Former CIA Director Stansfield Turner said he was in general agreement with the Carnegie think tank presentation and said he believed no Iraqi weapons of mass destruction had been found for several reasons.
It was "a combination of the intelligence people overestimating what was there and policy people exaggerating the intelligence estimates".
Turner added that the fact that the inspections and destruction of weapons by the UN from 1991 to 1998 eliminated a lot and made it very difficult for the Iraqis to start it up again because they couldn't get the materials or the equipment.
The failure to find Iraqi weapons of mass destruction looks set to dog the Bush administration in an election year amid persistent accusations it exaggerated evidence in making a case for war.
Possibilities become facts
The Carnegie Endowment report compared public and declassified intelligence information with statements made by administration officials.
It concluded that the administration made the threat from Iraq sound more dire than the underlying information.
It was "a combination of the intelligence people overestimating what was there and policy people exaggerating the intelligence estimates"
Former CIA Director
"We have found and have gone to some length to define and lay out serious misrepresentation of the facts over and above what was in the intelligence findings," Jessica Mathews, president of the think tank and one of the authors, said.
In one example, she said UN weapons inspectors said the amount of biological growth medium Iraq had could produce three times as much anthrax as it had declared if it used all that growth medium to produce anthrax.

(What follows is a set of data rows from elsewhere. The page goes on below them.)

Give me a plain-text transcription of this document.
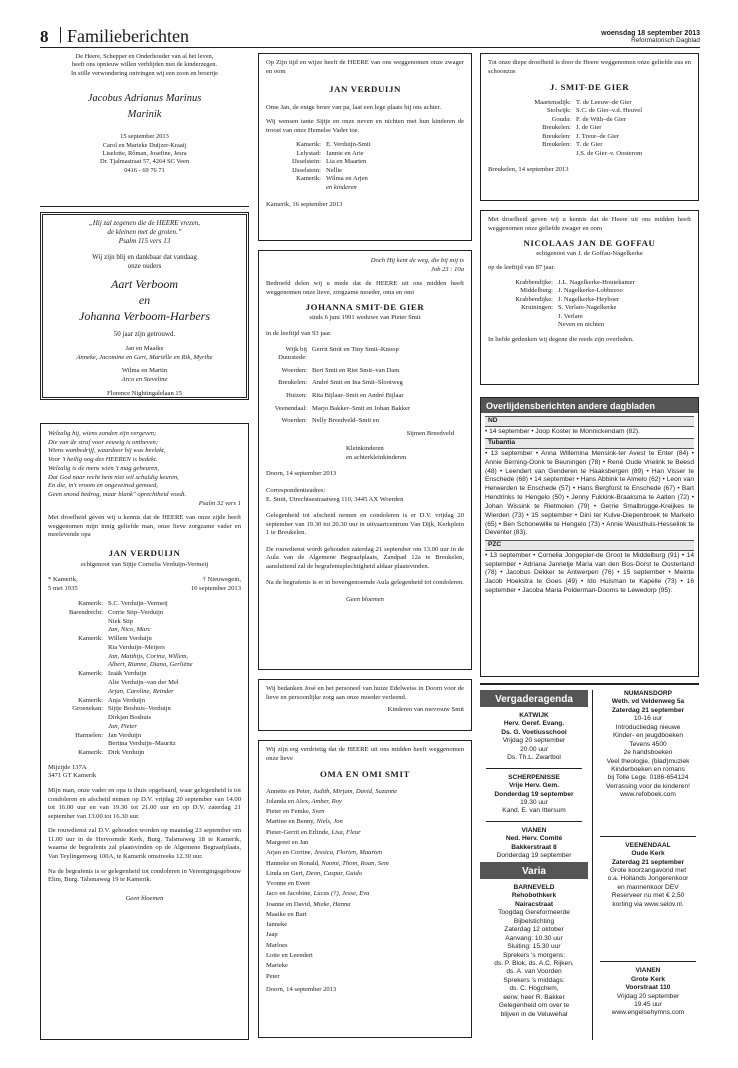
8 Familieberichten	woensdag 18 september 2013
Reformatorisch Dagblad
De Heere, Schepper en Onderhouder van al het leven,
heeft ons opnieuw willen verblijden met de kinderzegen.
In stille verwondering ontvingen wij een zoon en broertje
Jacobus Adrianus Marinus
Marinik
15 september 2013
Carol en Marieke Duijzer-Kraaij
Liselotte, Rôman, Josefine, Jesra
Dr. Tjalmastraat 57, 4264 SC Veen
0416 - 69 76 71
„Hij zal zegenen die de HEERE vrezen,
de kleinen met de groten.”
Psalm 115 vers 13
Wij zijn blij en dankbaar dat vandaag
onze ouders
Aart Verboom
en
Johanna Verboom-Harbers
50 jaar zijn getrouwd.
Jan en Maaike
Anneke, Jacomine en Gert, Mariëlle en Rik, Myrthe
Wilma en Martin
Arco en Steveline
Florence Nightingalelaan 15
Welzalig hij, wiens zonden zijn vergeven;
Die van de straf voor eeuwig is ontheven;
Wiens wanbedrijf, waardoor hij was bevlekt,
Voor 't heilig oog des HEEREN is bedekt.
Welzalig is de mens wien 't mag gebeuren,
Dat God naar recht hem niet wil schuldig keuren,
En die, in't vroom en ongeveinsd gemoed,
Geen snood bedrog, maar blank" oprechtheid voedt.
Psalm 32 vers 1
Met droefheid geven wij u kennis dat de HEERE van onze zijde heeft weggenomen mijn innig geliefde man, onze lieve zorgzame vader en meelevende opa
JAN VERDUIJN
echtgenoot van Sijtje Cornelia Verduijn-Vermeij
* Kamerik,
5 mei 1935
† Nieuwegein,
16 september 2013
Kamerik: S.C. Verduijn–Vermeij
Barendrecht: Corrie Stip–Verduijn
Niek Stip
Jan, Nico, Marc
Kamerik: Willem Verduijn
Ria Verduijn–Meijers
Jan, Matthijs, Corina, Willem,
Albert, Rianne, Diana, Gerliëne
Kamerik: Izaäk Verduijn
Alie Verduijn–van der Mel
Arjan, Caroline, Reinder
Kamerik: Anja Verduijn
Groenekan: Sijtje Boshuis–Verduijn
Dirkjan Boshuis
Jan, Pieter
Harmelen: Jan Verduijn
Bertina Verduijn–Mauritz
Kamerik: Dirk Verduijn
Mijzijde 137A
3471 GT Kamerik
Mijn man, onze vader en opa is thuis opgebaard, waar gelegenheid is tot condoleren en afscheid nemen op D.V. vrijdag 20 september van 14.00 tot 16.00 uur en van 19.30 tot 21.00 uur en op D.V. zaterdag 21 september van 13.00 tot 16.30 uur.
De rouwdienst zal D.V. gehouden worden op maandag 23 september om 11.00 uur in de Hervormde Kerk, Burg. Talsmaweg 18 te Kamerik, waarna de begrafenis zal plaatsvinden op de Algemene Begraafplaats, Van Teylingenweg 100A, te Kamerik omstreeks 12.30 uur.
Na de begrafenis is er gelegenheid tot condoleren in Verenigingsgebouw Elim, Burg. Talsmaweg 19 te Kamerik.
Geen bloemen
Op Zijn tijd en wijze heeft de HEERE van ons weggenomen onze zwager en oom
JAN VERDUIJN
Ome Jan, de enige broer van pa, laat een lege plaats bij ons achter.
Wij wensen tante Sijtje en onze neven en nichten met hun kinderen de troost van onze Hemelse Vader toe.
Kamerik: E. Verduijn-Smit
Lelystad: Jannie en Arie
IJsselstein: Lia en Maarten
IJsselstein: Nellie
Kamerik: Wilma en Arjen
en kinderen
Kamerik, 16 september 2013
Doch Hij kent de weg, die bij mij is
Job 23 : 10a
Bedroefd delen wij u mede dat de HEERE uit ons midden heeft weggenomen onze lieve, zorgzame moeder, oma en omi
JOHANNA SMIT-DE GIER
sinds 6 juni 1991 weduwe van Pieter Smit
in de leeftijd van 93 jaar.
Wijk bij Duurstede:
Gerrit Smit en Tiny Smit–Knoop
Woerden: Bert Smit en Riet Smit–van Dam
Breukelen: André Smit en Ina Smit–Slootweg
Huizen: Rita Bijlaar–Smit en André Bijlaar
Veenendaal: Marjo Bakker–Smit en Johan Bakker
Woerden: Nelly Breedveld–Smit en
Sijmen Breedveld
Kleinkinderen
en achterkleinkinderen
Doorn, 14 september 2013
Correspondentieadres:
E. Smit, Utrechtsestraatweg 110, 3445 AX Woerden
Gelegenheid tot afscheid nemen en condoleren is er D.V. vrijdag 20 september van 19.30 tot 20.30 uur in uitvaartcentrum Van Dijk, Kerkplein 1 te Breukelen.
De rouwdienst wordt gehouden zaterdag 21 september om 13.00 uur in de Aula van de Algemene Begraafplaats, Zandpad 12a te Breukelen, aansluitend zal de begrafenisplechtigheid aldaar plaatsvinden.
Na de begrafenis is er in bovengenoemde Aula gelegenheid tot condoleren.
Geen bloemen
Wij bedanken José en het personeel van huize Edelweiss in Doorn voor de lieve en persoonlijke zorg aan onze moeder verleend.
Kinderen van mevrouw Smit
Wij zijn erg verdrietig dat de HEERE uit ons midden heeft weggenomen onze lieve
OMA EN OMI SMIT
Annette en Peter, Judith, Mirjam, David, Suzanne
Jolanda en Alex, Amber, Roy
Pieter en Femke, Sven
Martine en Benny, Niels, Jon
Pieter-Gerrit en Erlinde, Lisa, Fleur
Margreet en Jan
Arjan en Corrine, Jessica, Florien, Maarten
Hanneke en Ronald, Naomi, Thom, Roan, Sem
Linda en Gert, Deon, Caspar, Guido
Yvonne en Evert
Jaco en Jacobine, Lucas (†), Jesse, Eva
Joanne en David, Mieke, Hanna
Maaike en Bart
Janneke
Jaap
Marloes
Lotte en Leendert
Marieke
Peter
Doorn, 14 september 2013
Tot onze diepe droefheid is door de Heere weggenomen onze geliefde zus en schoonzus
J. SMIT-DE GIER
Maartensdijk: T. de Leeuw–de Gier
Stolwijk: S.C. de Gier–v.d. Heuvel
Gouda: F. de With–de Gier
Breukelen: J. de Gier
Breukelen: J. Treur–de Gier
Breukelen: T. de Gier
J.S. de Gier–v. Oosterom
Breukelen, 14 september 2013
Met droefheid geven wij u kennis dat de Heere uit ons midden heeft weggenomen onze geliefde zwager en oom
NICOLAAS JAN DE GOFFAU
echtgenoot van J. de Goffau-Nagelkerke
op de leeftijd van 87 jaar.
Krabbendijke: J.L. Nagelkerke-Houtekamer
Middelburg: J. Nagelkerke-Lobbezoo
Krabbendijke: J. Nagelkerke-Heyboer
Kruiningen: S. Verlare-Nagelkerke
J. Verlare
Neven en nichten
In liefde gedenken wij degene die reeds zijn overleden.
Overlijdensberichten andere dagbladen
ND
• 14 september • Joop Koster te Monnickendam (82).
Tubantia
• 13 september • Anna Willemina Mensink-ter Avest te Enter (84) • Annie Berning-Oonk te Beuningen (78) • René Oude Vrielink te Beesd (48) • Leendert van Genderen te Haaksbergen (89) • Han Visser te Enschede (68) • 14 september • Hans Abbink te Almelo (62) • Leon van Herwerden te Enschede (57) • Hans Bergforst te Enschede (67) • Bart Hendrinks te Hengelo (50) • Jenny Fukkink-Braaksma te Aalten (72) • Johan Wissink te Rietmolen (79) • Gerrie Smalbrugge-Kreijkes te Wierden (73) • 15 september • Dini ter Kulve-Diepenbroek te Markelo (65) • Ben Schonewille te Hengelo (73) • Annie Weusthuis-Hesselink te Deventer (83).
PZC
• 13 september • Cornelia Jongepier-de Groot te Middelburg (91) • 14 september • Adriana Jannetje Maria van den Bos-Dorst te Oosterland (78) • Jacobus Dekker te Antwerpen (76) • 15 september • Meinte Jacob Hoekstra te Goes (49) • Ido Huisman te Kapelle (73) • 16 september • Jacoba Maria Polderman-Dooms te Lewedorp (95).
Vergaderagenda
KATWIJK
Herv. Geref. Evang.
Ds. G. Voetiusschool
Vrijdag 20 september
20.00 uur
Ds. Th.L. Zwartbol
SCHERPENISSE
Vrije Herv. Gem.
Donderdag 19 september
19.30 uur
Kand. E. van Ittersum
VIANEN
Ned. Herv. Comité
Bakkerstraat 8
Donderdag 19 september
Varia
BARNEVELD
Rehobothkerk
Nairacstraat
Toogdag Gereformeerde
Bijbelstichting
Zaterdag 12 oktober
Aanvang: 10.30 uur
Sluiting: 15.30 uur
Sprekers 's morgens:
ds. P. Blok, ds. A.C. Rijken,
ds. A. van Voorden
Sprekers 's middags:
ds. C. Hogchem,
eerw. heer R. Bakker
Gelegenheid om over te
blijven in de Veluwehal
NUMANSDORP
Weth. vd Veldenweg 5a
Zaterdag 21 september
10-16 uur
Introductiedag nieuwe
Kinder- en jeugdboeken
Tevens 4500
2e handsboeken
Veel theologie, (blad)muziek
Kinderboeken en romans
bij Tolle Lege. 0186-654124
Verrassing voor de kinderen!
www.refoboek.com
VEENENDAAL
Oude Kerk
Zaterdag 21 september
Grote koorzangavond met
o.a. Hollands Jongerenkoor
en mannenkoor DEV
Reserveer nu met € 2,50
korting via www.selov.nl.
VIANEN
Grote Kerk
Voorstraat 110
Vrijdag 20 september
19.45 uur
www.engelsehymns.com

Later, in an October 2002 speech in Ohio, President George Bush said: "The inspectors … concluded that Iraq had likely produced two to four times that amount.
"This is a massive stockpile of biological weapons that has never been accounted for and is capable of killing millions."
Mathews said this was an example of how a possibility cited by the inspectors became a likelihood and then a stockpile in Bush's speech.
"And finally, biological agent is transformed into weapons" which would require highly sophisticated delivery systems if they were capable of killing millions, she said.
Joseph Cirincione, director of the non-proliferation project at Carnegie and an author of the report, said administration officials dropped caveats.
"In that process they changed something that is an opinion into a fact, and they consistently did this," he said at a briefing on the report.
"The problem is it gives a misleading impression to the public, to the US Congress, about what you know and how certain you are about that knowledge," Cirincione said.